From 10 April to 29 June 2018 the Fondazione Adolfo Pini presents - during the Milan Art Week in conjunction with miart - the Labyrinth exhibition, a site-specific project created by the artist Jimmie Durham, curated by Gabi Scardi.

Jimmie Durham is one of the major artistic personalities of the present. Intellectual, essayist and poet, as well as visual artist, from the sixties his work highlights the system of conventions in which we live; conventions concerning ideas, behaviors, history and its interpretations. To question them means to open oneself to doubt, to highlight the facet of reality, to let emerge a multiplicity of possible visions.

His works consist, in many cases, in arrangements of natural or industrial materials, grafted on each other; materials that normally escape attention or are too far below any value to be classified; these works therefore amount to comments on the nature of things and their value. In other cases, installations are made up of objects found or created: objects that are concentrated in everyday life, that tell stories, and tell us who we are. At the base of his practice there is in fact the will to give back to the things the possibility to present themselves in their essence; to deconstruct the superstructures that surround them, and with them the cardinal concepts of the civilization of consumption.

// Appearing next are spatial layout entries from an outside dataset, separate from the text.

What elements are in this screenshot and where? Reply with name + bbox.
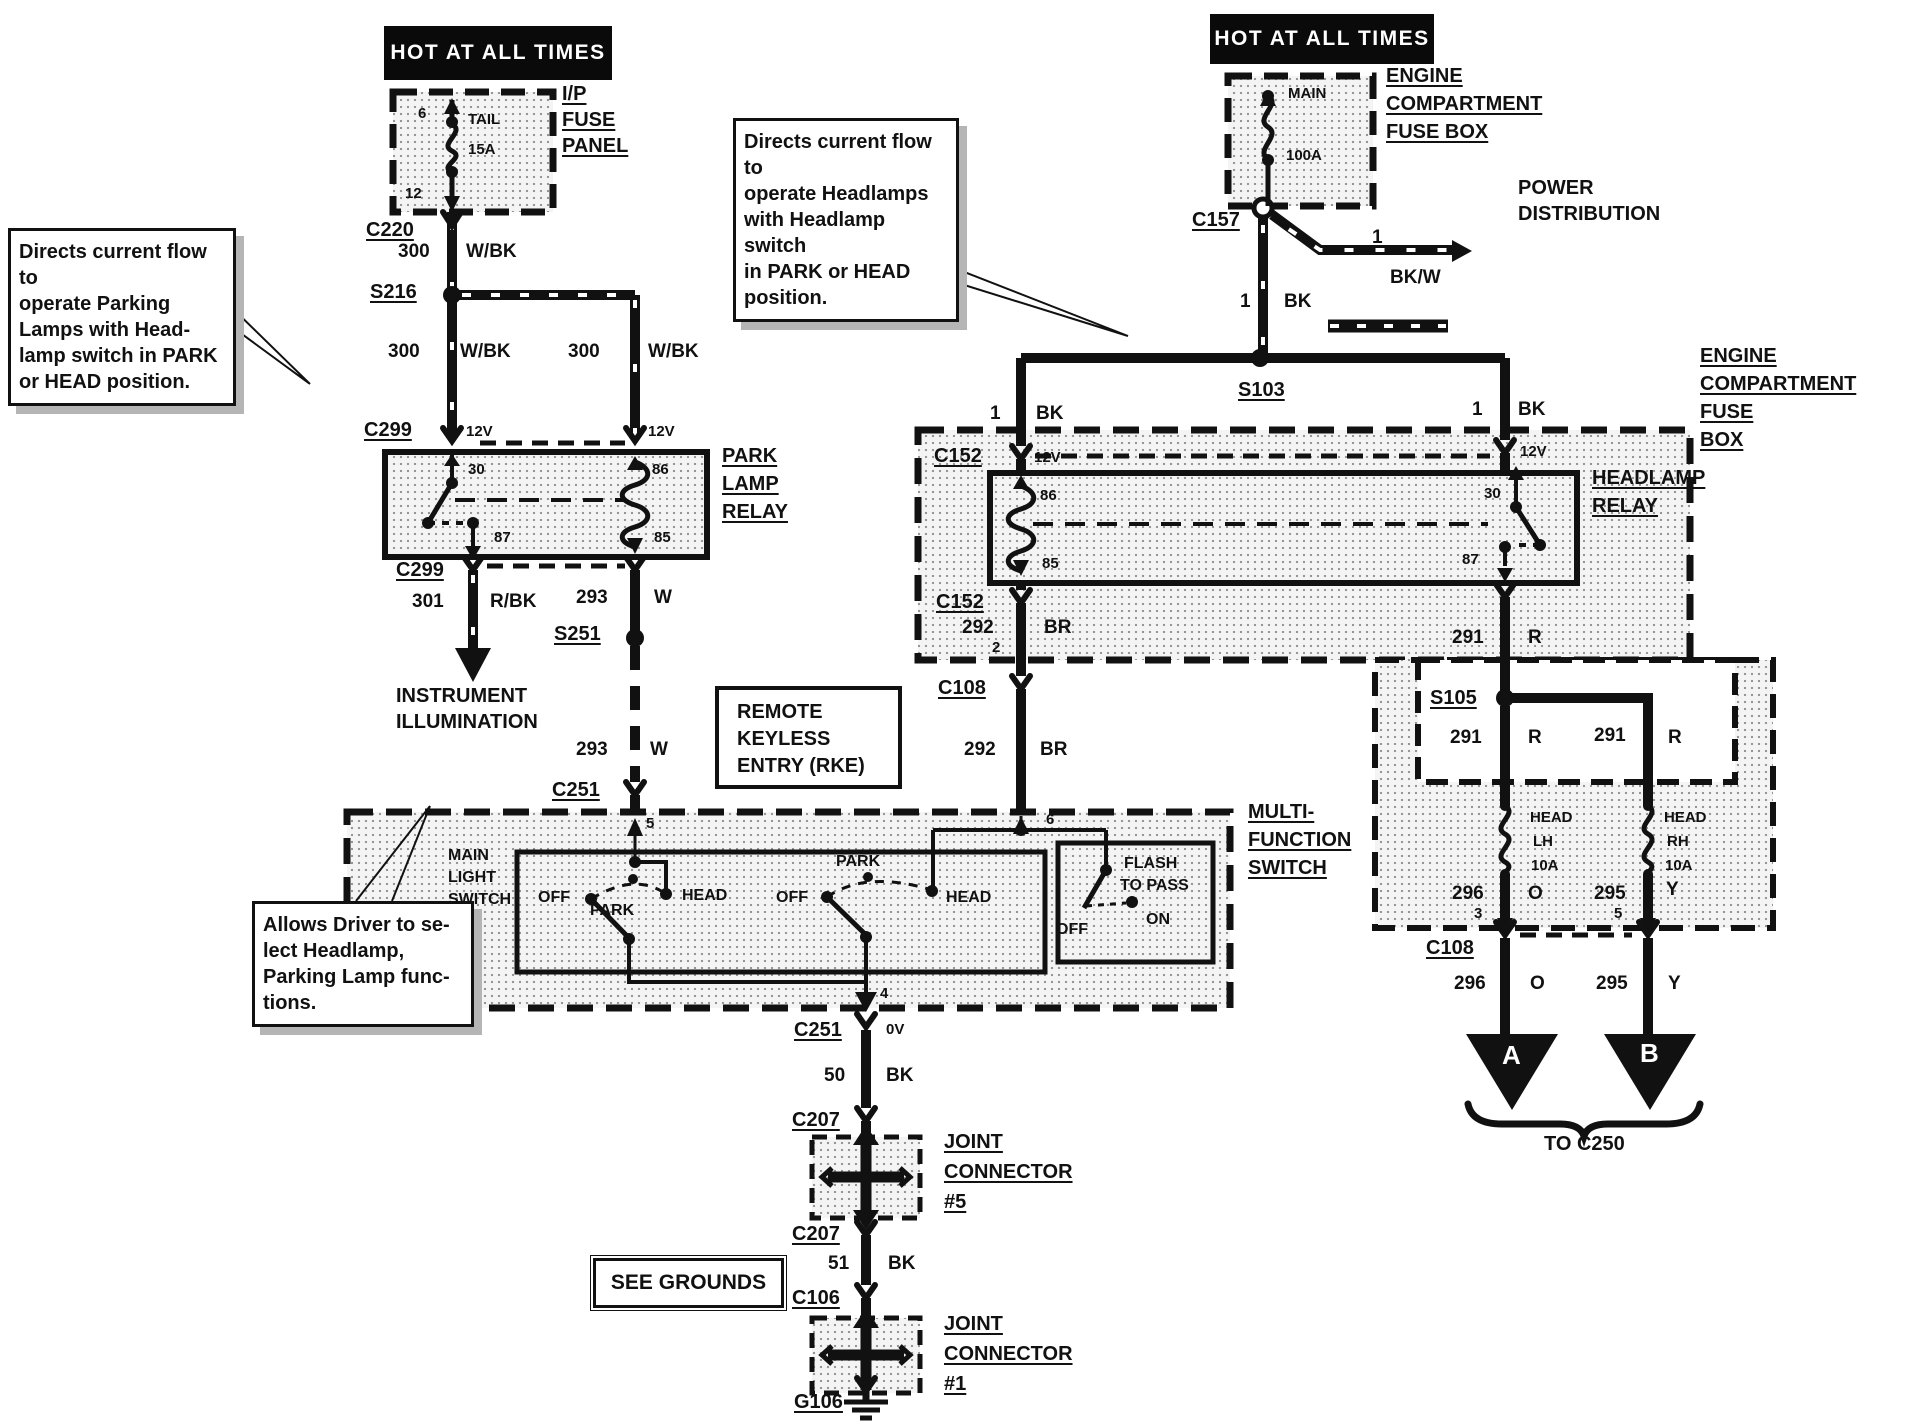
ip-fuse-panel-label: PANEL — [562, 136, 628, 156]
head-rh-fuse-label: HEAD — [1664, 810, 1707, 825]
wire-color: O — [1530, 974, 1545, 993]
wiring-diagram-page: HOT AT ALL TIMES HOT AT ALL TIMES Direct… — [0, 0, 1922, 1424]
main-light-switch-label: MAIN — [448, 848, 489, 864]
rke-label: ENTRY (RKE) — [737, 756, 865, 776]
wire-color: W/BK — [648, 342, 699, 361]
engine-fuse-box-right-label: COMPARTMENT — [1700, 374, 1856, 394]
head-lh-fuse-label: 10A — [1531, 858, 1559, 873]
head-rh-fuse-label: RH — [1667, 834, 1689, 849]
connector-c108-upper: C108 — [938, 678, 986, 698]
mfs-pin-4: 4 — [880, 986, 888, 1001]
wire-color: BK — [1284, 292, 1311, 311]
wire-color: R — [1528, 728, 1542, 747]
voltage-12v: 12V — [1034, 450, 1061, 465]
wire-num: 50 — [824, 1066, 845, 1085]
flash-on: ON — [1146, 912, 1170, 928]
callout-parking-lamps: Directs current flow to operate Parking … — [8, 228, 236, 406]
head-lh-fuse-label: HEAD — [1530, 810, 1573, 825]
power-distribution-label: DISTRIBUTION — [1518, 204, 1660, 224]
park-lamp-relay-label: LAMP — [722, 474, 779, 494]
wire-num: 296 — [1454, 974, 1486, 993]
connector-c207-bottom: C207 — [792, 1224, 840, 1244]
wire-color: BR — [1040, 740, 1067, 759]
wire-color: O — [1528, 884, 1543, 903]
connector-c299-bottom: C299 — [396, 560, 444, 580]
s103-splice-dot — [1251, 349, 1269, 367]
sw1-head: HEAD — [682, 888, 727, 904]
wire-num: 292 — [964, 740, 996, 759]
callout-line: operate Parking — [19, 291, 225, 317]
ground-symbol — [844, 1402, 888, 1418]
wire-color: R — [1668, 728, 1682, 747]
joint-connector-1-label: CONNECTOR — [944, 1344, 1073, 1364]
voltage-12v: 12V — [648, 424, 675, 439]
voltage-0v: 0V — [886, 1022, 904, 1037]
wire-num: 291 — [1452, 628, 1484, 647]
flash-to-pass-label: TO PASS — [1120, 878, 1189, 894]
wire-num: 300 — [568, 342, 600, 361]
s251-splice-dot — [626, 629, 644, 647]
splice-s216: S216 — [370, 282, 417, 302]
relay-pin-85: 85 — [1042, 556, 1059, 571]
wire-num: 296 — [1452, 884, 1484, 903]
callout-headlamps: Directs current flow to operate Headlamp… — [733, 118, 959, 322]
wire-color: BK — [1036, 404, 1063, 423]
wire-num: 291 — [1450, 728, 1482, 747]
wire-num: 293 — [576, 740, 608, 759]
see-grounds-box: SEE GROUNDS — [593, 1258, 784, 1308]
relay-pin-30: 30 — [1484, 486, 1501, 501]
park-lamp-relay-label: PARK — [722, 446, 777, 466]
joint-connector-5-label: JOINT — [944, 1132, 1003, 1152]
s105-splice-dot — [1496, 689, 1514, 707]
s216-splice-dot — [443, 286, 461, 304]
instrument-illumination-label: ILLUMINATION — [396, 712, 538, 732]
wire-color: BK — [886, 1066, 913, 1085]
wire-color: Y — [1666, 880, 1679, 899]
callout-line: Parking Lamp func- — [263, 964, 463, 990]
wire-color: BK/W — [1390, 268, 1441, 287]
connector-c299-top: C299 — [364, 420, 412, 440]
wire-color: W/BK — [466, 242, 517, 261]
splice-s251: S251 — [554, 624, 601, 644]
engine-fuse-box-right-label: ENGINE — [1700, 346, 1777, 366]
wire-num: 1 — [990, 404, 1001, 423]
rke-label: REMOTE — [737, 702, 823, 722]
fuse-pin-in: 6 — [418, 106, 426, 121]
engine-fuse-box-right-label: FUSE — [1700, 402, 1753, 422]
relay-pin-86: 86 — [1040, 488, 1057, 503]
wire-color: BK — [888, 1254, 915, 1273]
connector-c207-top: C207 — [792, 1110, 840, 1130]
ip-fuse-panel-label: I/P — [562, 84, 586, 104]
ip-fuse-panel-label: FUSE — [562, 110, 615, 130]
callout-line: operate Headlamps — [744, 181, 948, 207]
wire-color: R — [1528, 628, 1542, 647]
callout-driver-select: Allows Driver to se- lect Headlamp, Park… — [252, 901, 474, 1027]
relay-pin-87: 87 — [494, 530, 511, 545]
engine-fuse-box-label: ENGINE — [1386, 66, 1463, 86]
main-fuse-label: MAIN — [1288, 86, 1326, 101]
wire-num: 293 — [576, 588, 608, 607]
sw1-off: OFF — [538, 890, 570, 906]
main-light-switch-label: SWITCH — [448, 892, 511, 908]
wire-num: 292 — [962, 618, 994, 637]
arrow-a-letter: A — [1502, 1042, 1521, 1068]
wire-num: 291 — [1594, 726, 1626, 745]
main-fuse-rating: 100A — [1286, 148, 1322, 163]
splice-s105: S105 — [1430, 688, 1477, 708]
wire-pin: 5 — [1614, 906, 1622, 921]
wire-num: 1 — [1240, 292, 1251, 311]
mfs-label: FUNCTION — [1248, 830, 1351, 850]
callout-line: lamp switch in PARK — [19, 343, 225, 369]
callout-line: Lamps with Head- — [19, 317, 225, 343]
callout-line: with Headlamp switch — [744, 207, 948, 259]
wire-num: 51 — [828, 1254, 849, 1273]
engine-fuse-box-right-label: BOX — [1700, 430, 1743, 450]
head-lh-fuse-label: LH — [1533, 834, 1553, 849]
hot-at-all-times-banner-left: HOT AT ALL TIMES — [384, 26, 612, 80]
connector-c108-lower: C108 — [1426, 938, 1474, 958]
connector-c106: C106 — [792, 1288, 840, 1308]
flash-to-pass-label: FLASH — [1124, 856, 1177, 872]
wire-color: W/BK — [460, 342, 511, 361]
ground-g106: G106 — [794, 1392, 843, 1412]
engine-fuse-box-label: COMPARTMENT — [1386, 94, 1542, 114]
connector-c157: C157 — [1192, 210, 1240, 230]
sw1-park: PARK — [590, 903, 634, 919]
mfs-pin-6: 6 — [1046, 812, 1054, 827]
joint-connector-1-label: #1 — [944, 1374, 966, 1394]
mfs-label: MULTI- — [1248, 802, 1314, 822]
callout-line: in PARK or HEAD — [744, 259, 948, 285]
voltage-12v: 12V — [466, 424, 493, 439]
wire-num: 300 — [398, 242, 430, 261]
wire-color: Y — [1668, 974, 1681, 993]
wire-num: 301 — [412, 592, 444, 611]
relay-pin-87: 87 — [1462, 552, 1479, 567]
sw2-off: OFF — [776, 890, 808, 906]
callout-line: or HEAD position. — [19, 369, 225, 395]
fuse-pin-out: 12 — [405, 186, 422, 201]
engine-fuse-box-label: FUSE BOX — [1386, 122, 1488, 142]
wire-pin: 2 — [992, 640, 1000, 655]
headlamp-relay-label: RELAY — [1592, 496, 1658, 516]
wire-color: W — [654, 588, 672, 607]
tail-fuse-rating: 15A — [468, 142, 496, 157]
callout-line: Directs current flow to — [744, 129, 948, 181]
joint-connector-1-label: JOINT — [944, 1314, 1003, 1334]
to-c250-brace — [1468, 1104, 1700, 1136]
power-distribution-label: POWER — [1518, 178, 1594, 198]
wire-num: 295 — [1596, 974, 1628, 993]
head-rh-fuse-label: 10A — [1665, 858, 1693, 873]
callout-line: lect Headlamp, — [263, 938, 463, 964]
connector-c251-bottom: C251 — [794, 1020, 842, 1040]
rke-label: KEYLESS — [737, 729, 830, 749]
connector-c251-top: C251 — [552, 780, 600, 800]
wire-color: W — [650, 740, 668, 759]
to-c250-label: TO C250 — [1544, 1134, 1625, 1154]
wire-num: 1 — [1372, 228, 1383, 247]
joint-connector-5-label: CONNECTOR — [944, 1162, 1073, 1182]
connector-c220: C220 — [366, 220, 414, 240]
voltage-12v: 12V — [1520, 444, 1547, 459]
headlamp-relay-label: HEADLAMP — [1592, 468, 1705, 488]
main-light-switch-label: LIGHT — [448, 870, 496, 886]
hot-at-all-times-banner-right: HOT AT ALL TIMES — [1210, 14, 1434, 64]
instrument-illumination-label: INSTRUMENT — [396, 686, 527, 706]
power-distribution-arrow — [1452, 240, 1472, 262]
wire-num: 300 — [388, 342, 420, 361]
wire-color: BR — [1044, 618, 1071, 637]
callout-line: Allows Driver to se- — [263, 912, 463, 938]
splice-s103: S103 — [1238, 380, 1285, 400]
callout-line: Directs current flow to — [19, 239, 225, 291]
tail-fuse-label: TAIL — [468, 112, 500, 127]
sw2-head: HEAD — [946, 890, 991, 906]
s105-splice-box — [1418, 660, 1735, 782]
sw2-park: PARK — [836, 854, 880, 870]
wire-num: 1 — [1472, 400, 1483, 419]
mfs-pin-5: 5 — [646, 816, 654, 831]
wire-num: 295 — [1594, 884, 1626, 903]
park-lamp-relay-label: RELAY — [722, 502, 788, 522]
relay-pin-86: 86 — [652, 462, 669, 477]
joint-connector-5-label: #5 — [944, 1192, 966, 1212]
wire-pin: 3 — [1474, 906, 1482, 921]
connector-c152-left: C152 — [934, 446, 982, 466]
mfs-label: SWITCH — [1248, 858, 1327, 878]
connector-c152-lower: C152 — [936, 592, 984, 612]
relay-pin-30: 30 — [468, 462, 485, 477]
flash-off: OFF — [1056, 922, 1088, 938]
wire-color: BK — [1518, 400, 1545, 419]
callout-line: position. — [744, 285, 948, 311]
relay-pin-85: 85 — [654, 530, 671, 545]
arrow-b-letter: B — [1640, 1040, 1659, 1066]
callout-line: tions. — [263, 990, 463, 1016]
wire-color: R/BK — [490, 592, 536, 611]
instrument-illumination-arrow — [455, 648, 491, 682]
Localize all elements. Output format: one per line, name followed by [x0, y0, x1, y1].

For the Adolfo Pini Foundation the artist creates a new project, specially conceived, working on the existing space and on its structures. In particular, Durham brings out what is normally "inside" the body of architecture; makes visible the materials that compose it, reveals what is under the coating: the "viscera", the "entrails"; the removed; Innards, in fact. By extension, the artist thus addresses the question of what is given space or what is hidden; of what is said or omitted. The project combines a 1994 video, The Man Who Had A Beautiful House, linked to an idea of ​​living that comes first, and goes beyond the walls of a building. In the finished space but loaded with the Foundation's past, through the theme of architecture, the artist confronts once more, with the idea of ​​the social and cultural construct and with the structures, with the conventions, with the categories that 'accompany.